# Polaris 570 eps



## Marek (Nov 16, 2005)

Looking at the Polaris 570 eps to put a blade on and use as a sidewalk machine. Still trying to decide on which blade to buy also. Have had Cycle country plows and they are cheesy to say the least. Does anyone have any experience with the Polaris brand plows or any good or bad stories on the 570 machines ?


----------



## Fourbycb (Feb 12, 2009)

I too just purchased a Polaris 570 to put a blade on too.
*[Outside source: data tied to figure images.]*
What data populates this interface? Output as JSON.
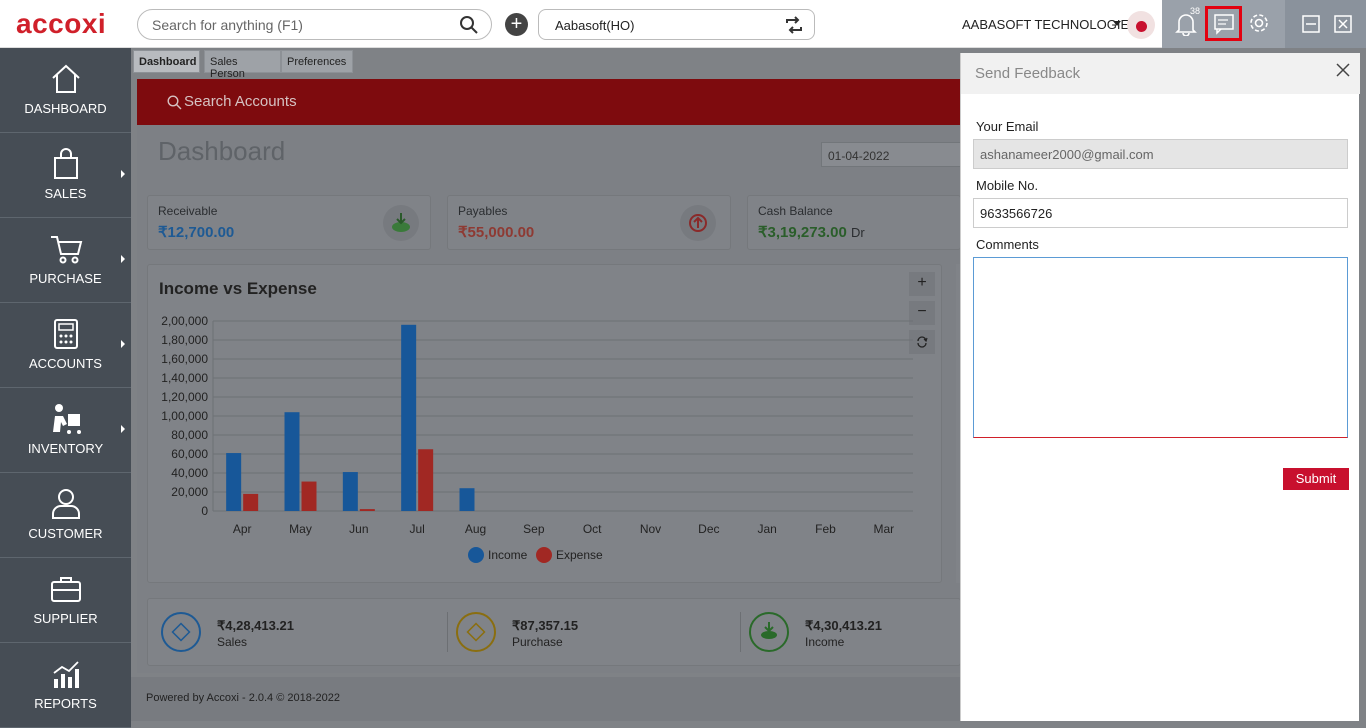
{
  "topbar": {
    "logo": "accoxi",
    "search_placeholder": "Search for anything (F1)",
    "branch": "Aabasoft(HO)",
    "company": "AABASOFT TECHNOLOGIES",
    "notification_count": "38"
  },
  "sidebar": {
    "items": [
      {
        "label": "DASHBOARD",
        "icon": "home-icon"
      },
      {
        "label": "SALES",
        "icon": "shopping-bag-icon"
      },
      {
        "label": "PURCHASE",
        "icon": "cart-icon"
      },
      {
        "label": "ACCOUNTS",
        "icon": "calculator-icon"
      },
      {
        "label": "INVENTORY",
        "icon": "inventory-icon"
      },
      {
        "label": "CUSTOMER",
        "icon": "user-icon"
      },
      {
        "label": "SUPPLIER",
        "icon": "briefcase-icon"
      },
      {
        "label": "REPORTS",
        "icon": "chart-icon"
      }
    ]
  },
  "tabs": [
    "Dashboard",
    "Sales Person",
    "Preferences"
  ],
  "search_accounts": "Search Accounts",
  "dashboard": {
    "title": "Dashboard",
    "date": "01-04-2022",
    "cards": [
      {
        "title": "Receivable",
        "value": "₹12,700.00",
        "color": "#1e73be"
      },
      {
        "title": "Payables",
        "value": "₹55,000.00",
        "color": "#b8453b"
      },
      {
        "title": "Cash Balance",
        "value": "₹3,19,273.00",
        "suffix": "Dr",
        "color": "#2e7d32"
      }
    ],
    "summary": [
      {
        "value": "₹4,28,413.21",
        "label": "Sales",
        "color": "#1e73be"
      },
      {
        "value": "₹87,357.15",
        "label": "Purchase",
        "color": "#c49a00"
      },
      {
        "value": "₹4,30,413.21",
        "label": "Income",
        "color": "#2e8b2e"
      }
    ],
    "footer": "Powered by Accoxi - 2.0.4 © 2018-2022"
  },
  "chart_data": {
    "type": "bar",
    "title": "Income vs Expense",
    "categories": [
      "Apr",
      "May",
      "Jun",
      "Jul",
      "Aug",
      "Sep",
      "Oct",
      "Nov",
      "Dec",
      "Jan",
      "Feb",
      "Mar"
    ],
    "series": [
      {
        "name": "Income",
        "color": "#1e6fbf",
        "values": [
          61000,
          104000,
          41000,
          196000,
          24000,
          0,
          0,
          0,
          0,
          0,
          0,
          0
        ]
      },
      {
        "name": "Expense",
        "color": "#c9312b",
        "values": [
          18000,
          31000,
          2000,
          65000,
          0,
          0,
          0,
          0,
          0,
          0,
          0,
          0
        ]
      }
    ],
    "yticks": [
      "0",
      "20,000",
      "40,000",
      "60,000",
      "80,000",
      "1,00,000",
      "1,20,000",
      "1,40,000",
      "1,60,000",
      "1,80,000",
      "2,00,000"
    ],
    "ylim": [
      0,
      200000
    ],
    "legend": "bottom"
  },
  "feedback": {
    "title": "Send Feedback",
    "email_label": "Your Email",
    "email_value": "ashanameer2000@gmail.com",
    "mobile_label": "Mobile No.",
    "mobile_value": "9633566726",
    "comments_label": "Comments",
    "submit": "Submit"
  }
}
I purchased a Polaris sportsman winch from my local dealer model number P/N 2880432 / 2880434 and got the Kit and found out that you have to purchase an UPGRADE KIT that has the complete wire for from the winch to handlebar switch if you have a 2014 model 570 or older. If you have a 2015 model the above kit should work Happy shopping 

PS The 2015 models come from the Factory's prewired for winches and Frame Plow mounts now from what I am being told


----------



## glngib (Feb 1, 2011)

*Polaris 2014 Ranger 570*

66" poly blade. Works pretty good. Light, but not much for dragging snow back.


----------



## Fourbycb (Feb 12, 2009)

This is my 2014 Polaris 570 with a Warn Pro Front Mount Warn 54" Plow. I like the front Mount giving me awsome Lifting Blade Height vs the Mid frame mount lifting height. When you lift this blade all the way up the bottom of the blade (cutting edge) is over 26" off the ground


----------